You know that phenomenon where you look at your watch, and then you don't know what time it is? I get that every year when USF plays Georgetown. Every year, I look up the answer to the "what's a Hoya?" question, and by next year I've forgotten it and I have to look it up again.
Here's the explanation from alumni.georgetown.edu:
No one seems to know exactly when or how the term "Hoya Saxa" was first used at Georgetown. Many years ago, there was a team at Georgetown called the "Stonewalls," and it is suggested that a student applied the Greek and Latin terms and dubbed them "Hoya Saxa," meaning "what rocks!" Hoya has since become a nickname for Georgetown’s athletic teams and students.

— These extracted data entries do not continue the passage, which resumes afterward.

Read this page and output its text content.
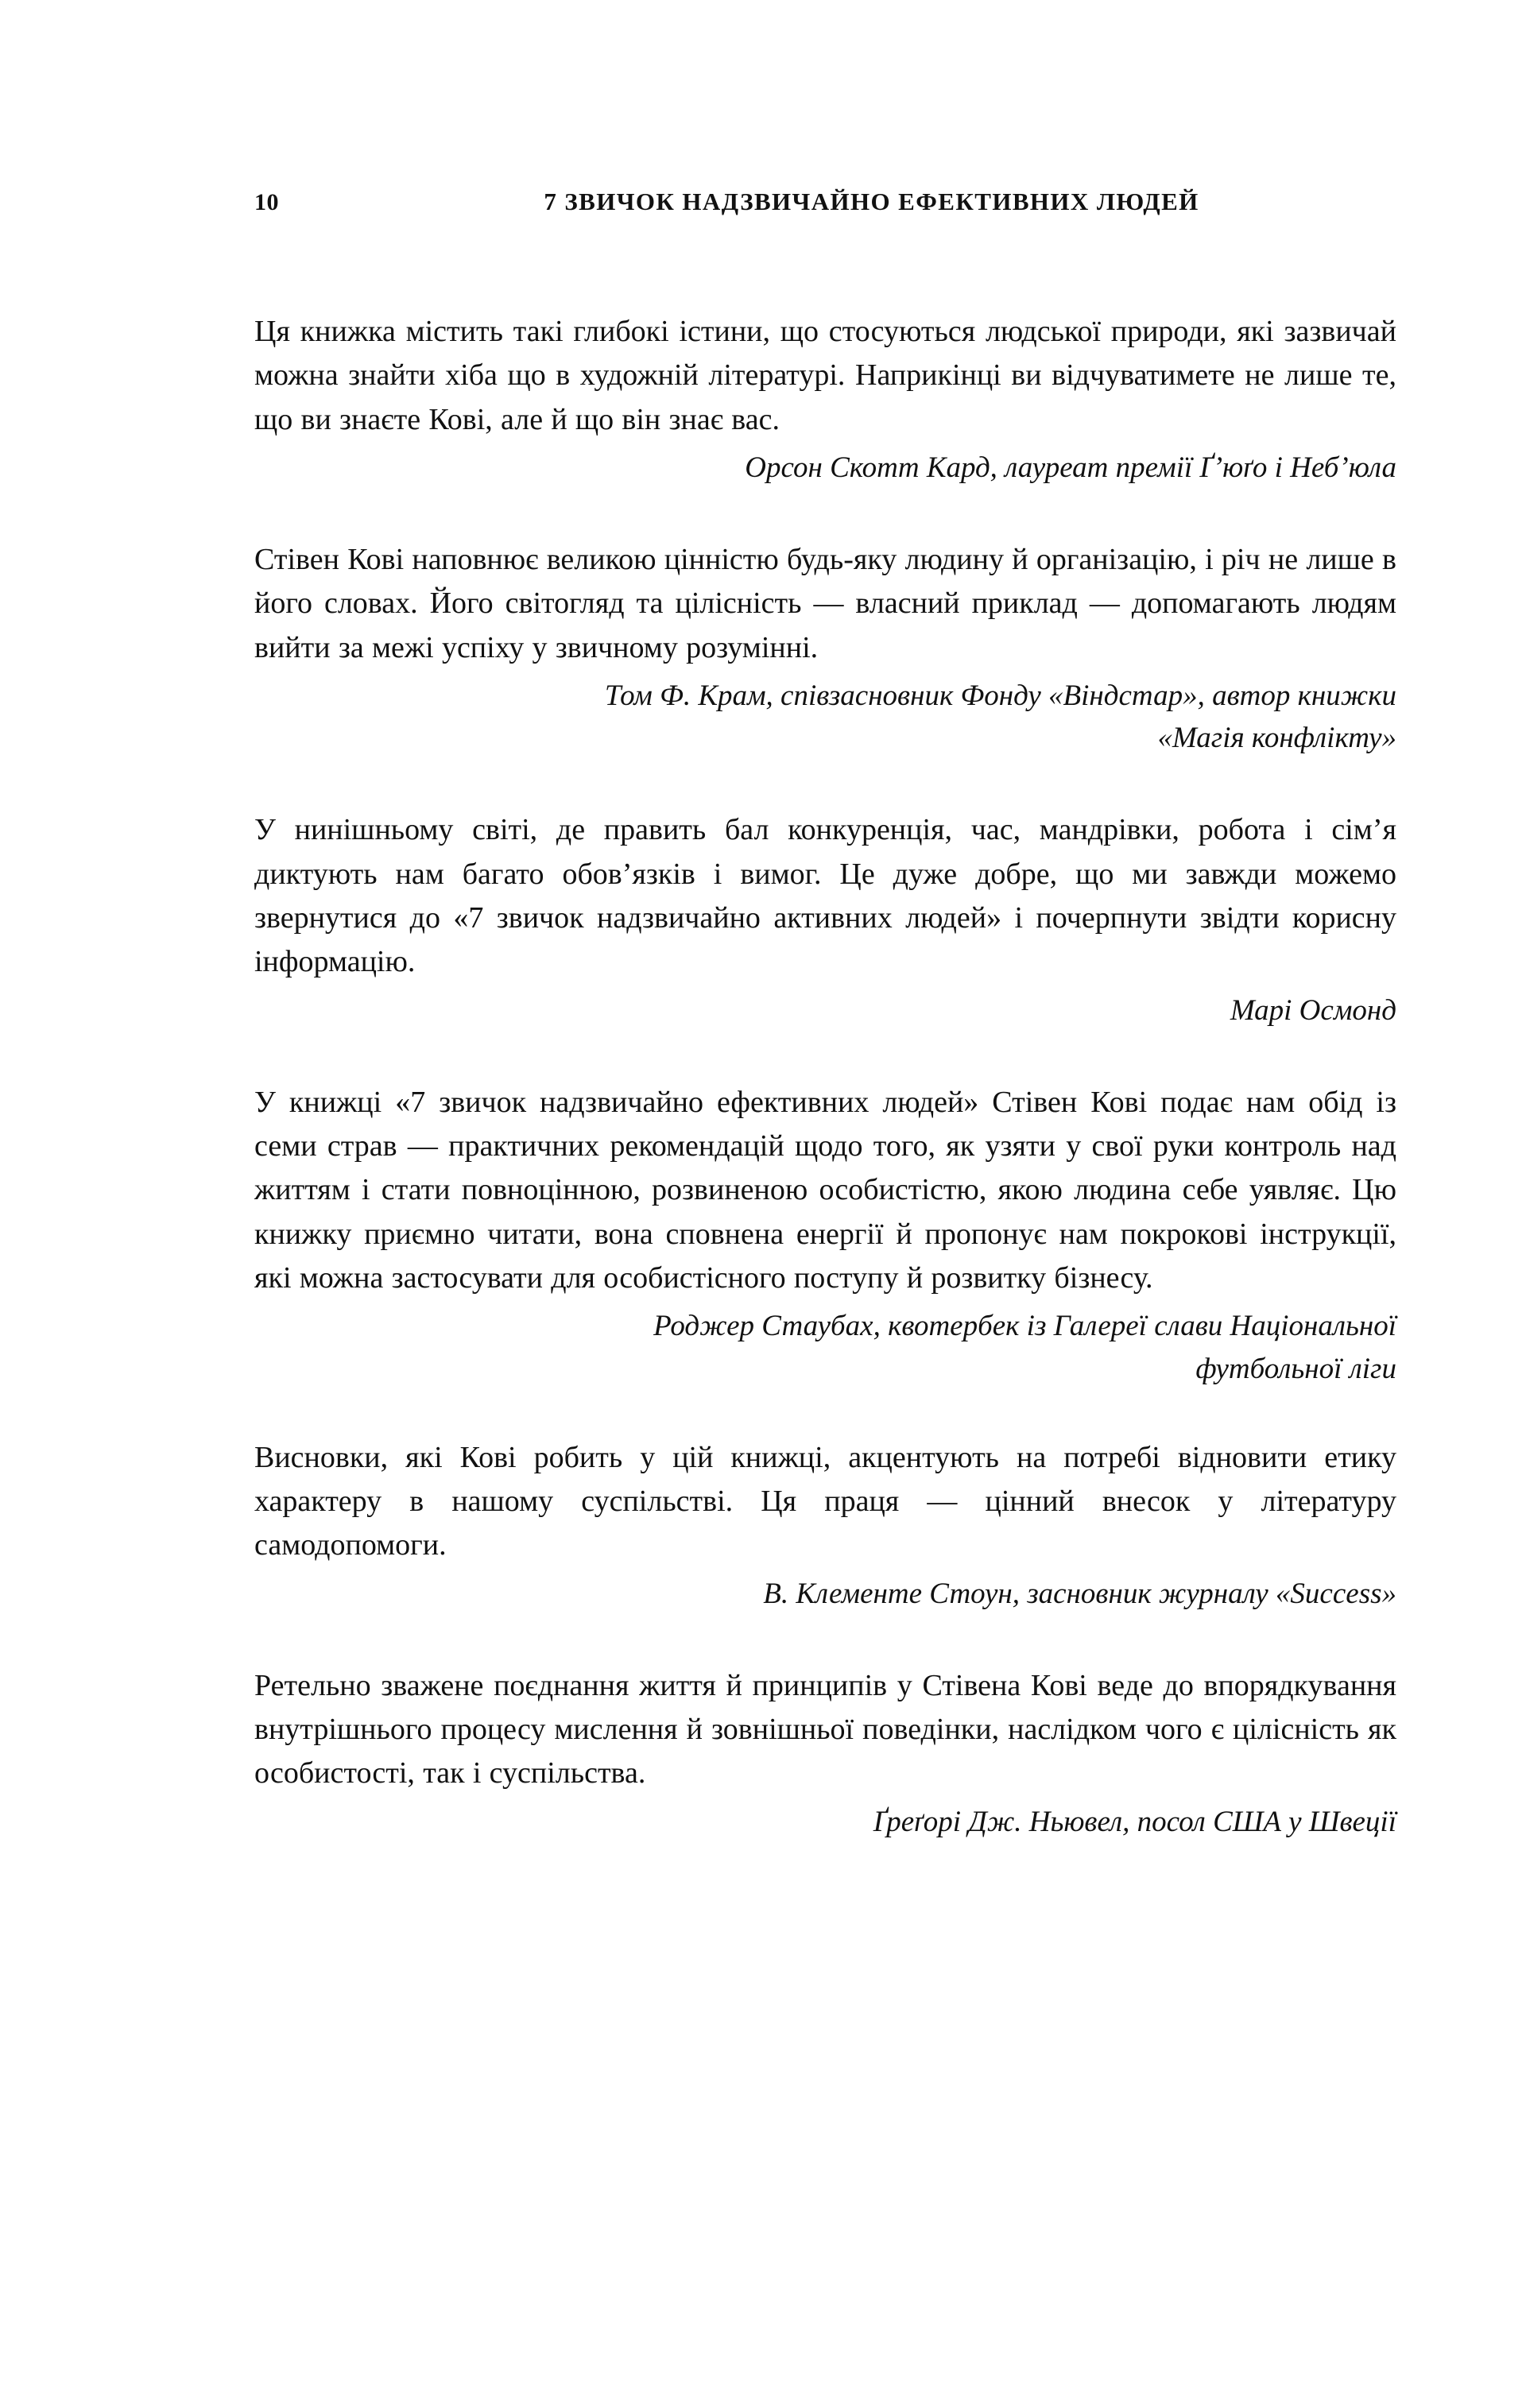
10	7 ЗВИЧОК НАДЗВИЧАЙНО ЕФЕКТИВНИХ ЛЮДЕЙ

Ця книжка містить такі глибокі істини, що стосуються людської природи, які зазвичай можна знайти хіба що в художній літературі. Наприкінці ви відчуватимете не лише те, що ви знаєте Кові, але й що він знає вас.

Орсон Скотт Кард, лауреат премії Ґ’юґо і Неб’юла

Стівен Кові наповнює великою цінністю будь-яку людину й організацію, і річ не лише в його словах. Його світогляд та цілісність — власний приклад — допомагають людям вийти за межі успіху у звичному розумінні.

Том Ф. Крам, співзасновник Фонду «Віндстар», автор книжки
«Магія конфлікту»

У нинішньому світі, де править бал конкуренція, час, мандрівки, робота і сім’я диктують нам багато обов’язків і вимог. Це дуже добре, що ми завжди можемо звернутися до «7 звичок надзвичайно активних людей» і почерпнути звідти корисну інформацію.

Марі Осмонд

У книжці «7 звичок надзвичайно ефективних людей» Стівен Кові подає нам обід із семи страв — практичних рекомендацій щодо того, як узяти у свої руки контроль над життям і стати повноцінною, розвиненою особистістю, якою людина себе уявляє. Цю книжку приємно читати, вона сповнена енергії й пропонує нам покрокові інструкції, які можна застосувати для особистісного поступу й розвитку бізнесу.

Роджер Стаубах, квотербек із Галереї слави Національної
футбольної ліги

Висновки, які Кові робить у цій книжці, акцентують на потребі відновити етику характеру в нашому суспільстві. Ця праця — цінний внесок у літературу самодопомоги.

В. Клементе Стоун, засновник журналу «Success»

Ретельно зважене поєднання життя й принципів у Стівена Кові веде до впорядкування внутрішнього процесу мислення й зовнішньої поведінки, наслідком чого є цілісність як особистості, так і суспільства.

Ґреґорі Дж. Ньювел, посол США у Швеції
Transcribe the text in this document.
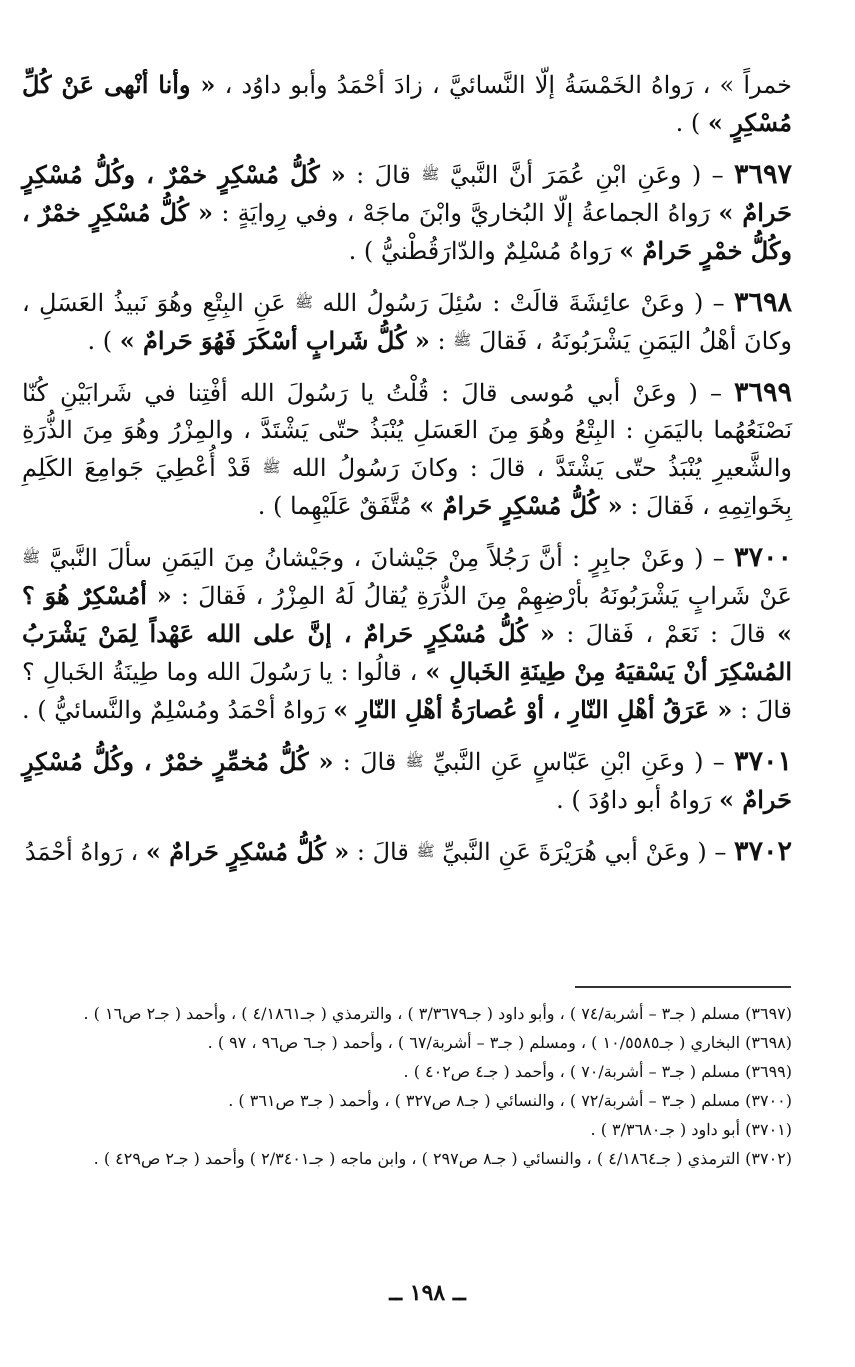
خمراً » ، رَواهُ الخَمْسَةُ إلّا النَّسائيَّ ، زادَ أحْمَدُ وأبو داوُد ، « وأنا أنْهى عَنْ كُلِّ مُسْكِرٍ » ) .

٣٦٩٧ – ( وعَنِ ابْنِ عُمَرَ أنَّ النَّبيَّ ﷺ قالَ : « كُلُّ مُسْكِرٍ خمْرٌ ، وكُلُّ مُسْكِرٍ حَرامٌ » رَواهُ الجماعةُ إلّا البُخاريَّ وابْنَ ماجَهْ ، وفي رِوايَةٍ : « كُلُّ مُسْكِرٍ خمْرٌ ، وكُلُّ خمْرٍ حَرامٌ » رَواهُ مُسْلِمٌ والدّارَقُطْنيُّ ) .

٣٦٩٨ – ( وعَنْ عائِشَةَ قالَتْ : سُئِلَ رَسُولُ الله ﷺ عَنِ البِتْعِ وهُوَ نَبيذُ العَسَلِ ، وكانَ أهْلُ اليَمَنِ يَشْرَبُونَهُ ، فَقالَ ﷺ : « كُلُّ شَرابٍ أسْكَرَ فَهُوَ حَرامٌ » ) .

٣٦٩٩ – ( وعَنْ أبي مُوسى قالَ : قُلْتُ يا رَسُولَ الله أفْتِنا في شَرابَيْنِ كُنّا نَصْنَعُهُما باليَمَنِ : البِتْعُ وهُوَ مِنَ العَسَلِ يُنْبَذُ حتّى يَشْتَدَّ ، والمِزْرُ وهُوَ مِنَ الذُّرَةِ والشَّعيرِ يُنْبَذُ حتّى يَشْتَدَّ ، قالَ : وكانَ رَسُولُ الله ﷺ قَدْ أُعْطِيَ جَوامِعَ الكَلِمِ بِخَواتِمِهِ ، فَقالَ : « كُلُّ مُسْكِرٍ حَرامٌ » مُتَّفَقٌ عَلَيْهِما ) .

٣٧٠٠ – ( وعَنْ جابِرٍ : أنَّ رَجُلاً مِنْ جَيْشانَ ، وجَيْشانُ مِنَ اليَمَنِ سألَ النَّبيَّ ﷺ عَنْ شَرابٍ يَشْرَبُونَهُ بأرْضِهِمْ مِنَ الذُّرَةِ يُقالُ لَهُ المِزْرُ ، فَقالَ : « أمُسْكِرٌ هُوَ ؟ » قالَ : نَعَمْ ، فَقالَ : « كُلُّ مُسْكِرٍ حَرامٌ ، إنَّ على الله عَهْداً لِمَنْ يَشْرَبُ المُسْكِرَ أنْ يَسْقيَهُ مِنْ طِينَةِ الخَبالِ » ، قالُوا : يا رَسُولَ الله وما طِينَةُ الخَبالِ ؟ قالَ : « عَرَقُ أهْلِ النّارِ ، أوْ عُصارَةُ أهْلِ النّارِ » رَواهُ أحْمَدُ ومُسْلِمٌ والنَّسائيُّ ) .

٣٧٠١ – ( وعَنِ ابْنِ عَبّاسٍ عَنِ النَّبيِّ ﷺ قالَ : « كُلُّ مُخمِّرٍ خمْرٌ ، وكُلُّ مُسْكِرٍ حَرامٌ » رَواهُ أبو داوُدَ ) .

٣٧٠٢ – ( وعَنْ أبي هُرَيْرَةَ عَنِ النَّبيِّ ﷺ قالَ : « كُلُّ مُسْكِرٍ حَرامٌ » ، رَواهُ أحْمَدُ

(٣٦٩٧) مسلم ( جـ٣ – أشربة/٧٤ ) ، وأبو داود ( جـ٣/٣٦٧٩ ) ، والترمذي ( جـ٤/١٨٦١ ) ، وأحمد ( جـ٢ ص١٦ ) .
(٣٦٩٨) البخاري ( جـ١٠/٥٥٨٥ ) ، ومسلم ( جـ٣ – أشربة/٦٧ ) ، وأحمد ( جـ٦ ص٩٦ ، ٩٧ ) .
(٣٦٩٩) مسلم ( جـ٣ – أشربة/٧٠ ) ، وأحمد ( جـ٤ ص٤٠٢ ) .
(٣٧٠٠) مسلم ( جـ٣ – أشربة/٧٢ ) ، والنسائي ( جـ٨ ص٣٢٧ ) ، وأحمد ( جـ٣ ص٣٦١ ) .
(٣٧٠١) أبو داود ( جـ٣/٣٦٨٠ ) .
(٣٧٠٢) الترمذي ( جـ٤/١٨٦٤ ) ، والنسائي ( جـ٨ ص٢٩٧ ) ، وابن ماجه ( جـ٢/٣٤٠١ ) وأحمد ( جـ٢ ص٤٢٩ ) .
ــ ١٩٨ ــ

Hoia is from the Greek word hoios, meaning "such a" or "what a." The neuter plural of this word is hoia, which agrees with the neuter plural of the Latin word saxa, meaning rocks; thus we have hoya— substituting the letter "y" for "i." Before 1900, every Georgetown student studied both Greek and Latin, so there was no need to explain what the expression meant.
What I find interesting about this story is that "hoya" became the nickname rather than "saxa." Rock or Rocks is a somewhat reasonable name for a sports team. But by latching onto "hoya" instead, their team name translates to Georgetown Whats.
In honor of the Hoyas' geological roots, our theme extinct animal for today is the only extinct animal with "rock" in its name: the San Benedicto Rock Wren.
This animal is unique, and applicable to the Big East Conference, for another reason: history knows the exact moment it went extinct. On August 1, 1952, the active San Benedicto volcano erupted, burying the bird's habitat ten feet deep in ash and pyroclastic flow. The San Benedicto Rock Wren was never seen again.
On November 27, 2012, Tulane University was invited to the Big East Conference. Georgetown and six other Big East schools announced that they would never be seen again either.